Das Bruttoinlandsprodukt (BIP) der Bodenseeregion lag im Jahr 2019 bei 272 Milliarden Euro und machte damit gut sechs Prozent der Wirtschaftskraft der vier beteiligten Nationalstaaten aus. Foto: adobe stock

Der Bodenseeraum ist nicht nur Rückzugsgebiet für Urlauber in der Ferienzeit. Die Region im Vierländereck Deutschland, Schweiz, Liechtenstein und Österreich ist auch bekannt für ihre rege grenzüberschreitende Wirtschaftstätigkeit. Zahlreiche Arbeitnehmerinnen und Arbeitnehmer pendeln tagtäglich über die nationalen Grenzen zu ihrem Arbeitsplatz, es existiert ein einzigartiges Geflecht von Kooperationsbeziehungen und die Region ist Heimat vieler national und international erfolgreich agierender Industrieunternehmen.

Wirtschaftlich zählen die Bodenseeanrainer zu den dynamischsten Regionen in Europa, sie sind in zahlreichen Rankings in der Spitzengruppe zu finden. So ist das Nordufer des Bodensees mit Friedrichshafen und Ravensburg einer der prosperierendsten Räume in Deutschland, was Bevölkerungsentwicklung, Wirtschaftsdynamik und Arbeitsmarkt angeht.

Gleiches gilt für das Bundesland Vorarlberg in Österreich. Und der Metropolraum Zürich, dem große Teile der Schweizer Gebiete im westlichen Bodenseegebiet zugerechnet werden, ist unbestritten eines der drei Wirtschaftszentren der Schweiz. Darüber hinaus gehört das Rheintal mit seinen Gebieten im Kanton St. Gallen, dem Fürstentum Liechtenstein und Vorarlberg zu den wichtigsten Industriestandorten. Zahlreiche global tätige Unternehmen haben ihren Sitz – und teilweise auch ihre Wurzeln – im Bodenseeraum (siehe Kasten).

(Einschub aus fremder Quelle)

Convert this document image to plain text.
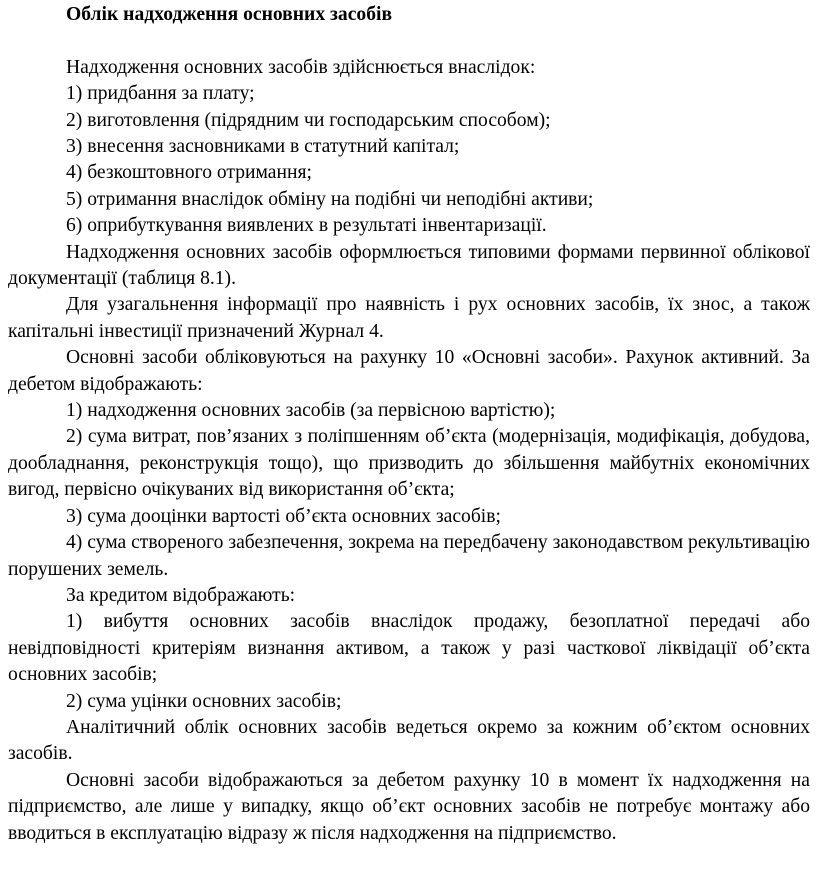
Облік надходження основних засобів

Надходження основних засобів здійснюється внаслідок:

1) придбання за плату;

2) виготовлення (підрядним чи господарським способом);

3) внесення засновниками в статутний капітал;

4) безкоштовного отримання;

5) отримання внаслідок обміну на подібні чи неподібні активи;

6) оприбуткування виявлених в результаті інвентаризації.

Надходження основних засобів оформлюється типовими формами первинної облікової документації (таблиця 8.1).

Для узагальнення інформації про наявність і рух основних засобів, їх знос, а також капітальні інвестиції призначений Журнал 4.

Основні засоби обліковуються на рахунку 10 «Основні засоби». Рахунок активний. За дебетом відображають:

1) надходження основних засобів (за первісною вартістю);

2) сума витрат, пов’язаних з поліпшенням об’єкта (модернізація, модифікація, добудова, дообладнання, реконструкція тощо), що призводить до збільшення майбутніх економічних вигод, первісно очікуваних від використання об’єкта;

3) сума дооцінки вартості об’єкта основних засобів;

4) сума створеного забезпечення, зокрема на передбачену законодавством рекультивацію порушених земель.

За кредитом відображають:

1) вибуття основних засобів внаслідок продажу, безоплатної передачі або невідповідності критеріям визнання активом, а також у разі часткової ліквідації об’єкта основних засобів;

2) сума уцінки основних засобів;

Аналітичний облік основних засобів ведеться окремо за кожним об’єктом основних засобів.

Основні засоби відображаються за дебетом рахунку 10 в момент їх надходження на підприємство, але лише у випадку, якщо об’єкт основних засобів не потребує монтажу або вводиться в експлуатацію відразу ж після надходження на підприємство.
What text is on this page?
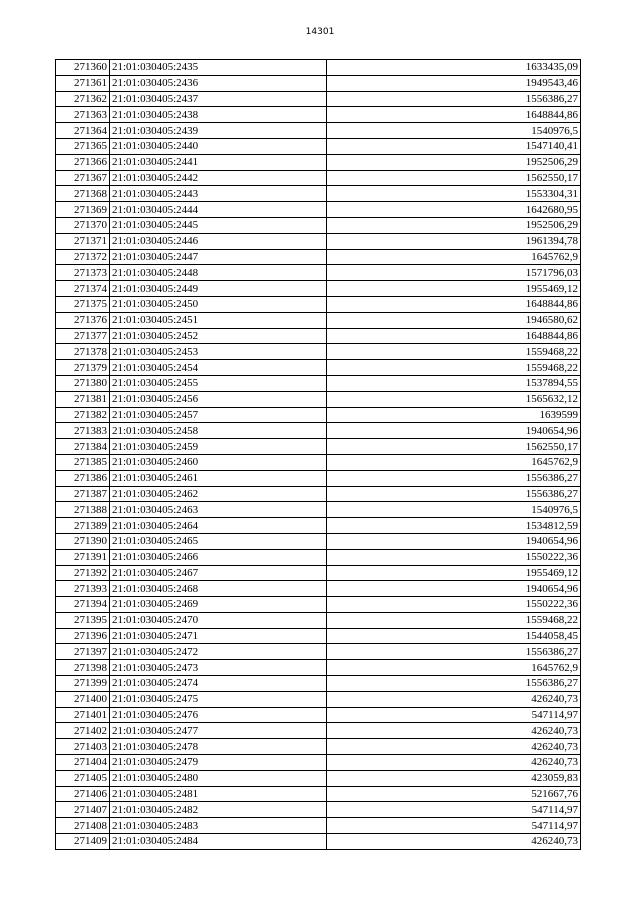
14301
271360	21:01:030405:2435	1633435,09
271361	21:01:030405:2436	1949543,46
271362	21:01:030405:2437	1556386,27
271363	21:01:030405:2438	1648844,86
271364	21:01:030405:2439	1540976,5
271365	21:01:030405:2440	1547140,41
271366	21:01:030405:2441	1952506,29
271367	21:01:030405:2442	1562550,17
271368	21:01:030405:2443	1553304,31
271369	21:01:030405:2444	1642680,95
271370	21:01:030405:2445	1952506,29
271371	21:01:030405:2446	1961394,78
271372	21:01:030405:2447	1645762,9
271373	21:01:030405:2448	1571796,03
271374	21:01:030405:2449	1955469,12
271375	21:01:030405:2450	1648844,86
271376	21:01:030405:2451	1946580,62
271377	21:01:030405:2452	1648844,86
271378	21:01:030405:2453	1559468,22
271379	21:01:030405:2454	1559468,22
271380	21:01:030405:2455	1537894,55
271381	21:01:030405:2456	1565632,12
271382	21:01:030405:2457	1639599
271383	21:01:030405:2458	1940654,96
271384	21:01:030405:2459	1562550,17
271385	21:01:030405:2460	1645762,9
271386	21:01:030405:2461	1556386,27
271387	21:01:030405:2462	1556386,27
271388	21:01:030405:2463	1540976,5
271389	21:01:030405:2464	1534812,59
271390	21:01:030405:2465	1940654,96
271391	21:01:030405:2466	1550222,36
271392	21:01:030405:2467	1955469,12
271393	21:01:030405:2468	1940654,96
271394	21:01:030405:2469	1550222,36
271395	21:01:030405:2470	1559468,22
271396	21:01:030405:2471	1544058,45
271397	21:01:030405:2472	1556386,27
271398	21:01:030405:2473	1645762,9
271399	21:01:030405:2474	1556386,27
271400	21:01:030405:2475	426240,73
271401	21:01:030405:2476	547114,97
271402	21:01:030405:2477	426240,73
271403	21:01:030405:2478	426240,73
271404	21:01:030405:2479	426240,73
271405	21:01:030405:2480	423059,83
271406	21:01:030405:2481	521667,76
271407	21:01:030405:2482	547114,97
271408	21:01:030405:2483	547114,97
271409	21:01:030405:2484	426240,73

Grenzüberschreitend vernetzter Lebens- und Wirtschaftsraum

Die internationale Bodenseeregion setzt sich aus Gebieten von zehn Bundesländern beziehungsweise Kantonen aus vier Nationalstaaten – Deutschland, Schweiz, Liechtenstein und Österreich – zusammen. Laut Statistikplattform Bodensee ist sie Heimat von 4,1 Millionen Menschen und 1,9 Millionen Erwerbstätigen. Von den Erwerbstätigen sind rund 74 Prozent im Dienstleistungssektor und 25 Prozent im produzierenden Gewerbe tätig. In der Landwirtschaft sind weniger als 2 Prozent beschäftigt.

Das Bruttoinlandsprodukt (BIP) der Bodenseeregion lag im Jahr 2019 bei 272 Milliarden Euro und machte damit gut sechs Prozent der Wirtschaftskraft der vier beteiligten Nationalstaaten aus. Das BIP pro Kopf betrug 66.000 Euro. Für nicht wenige ist die Bodenseeregion ein Modell eines zukunftsfähigen und grenzüberschreitend vernetzten Lebens- und Wirtschaftsraums.

Rund um den See haben eine Reihe namhafter Konzerne und Mittelständler ihren Sitz. Größere Unternehmen wie ZF, MTU, Airbus, Zeppelin, Liebherr, Doppelmayr, Zumtobel, Hilti, Bühler, Georg Fischer oder Leica, um nur einige zu nennen, zählen in ihren Branchen zu den Weltmarktführern. Gleiches gilt für etliche KMU, die als „Hidden Champions“ ihre internationalen Märkte dominieren.

Aufgrund seiner starken Wirtschaftskraft ist der Bodenseeraum auch ein hochinteressanter Markt für Banken und Finanzdienstleister. Entsprechend hoch ist die Bankendichte. Es gibt ein reichhaltiges Angebot an Finanzdienstleistungen von einer Vielzahl von Anbietern – vom klassischen Privatkundengeschäft über die Vermögensverwaltung bis hin zum Firmenkreditgeschäft. Der Wettbewerb unter den Banken ist intensiv, die Dienstleistungsqualität in der Regel hoch.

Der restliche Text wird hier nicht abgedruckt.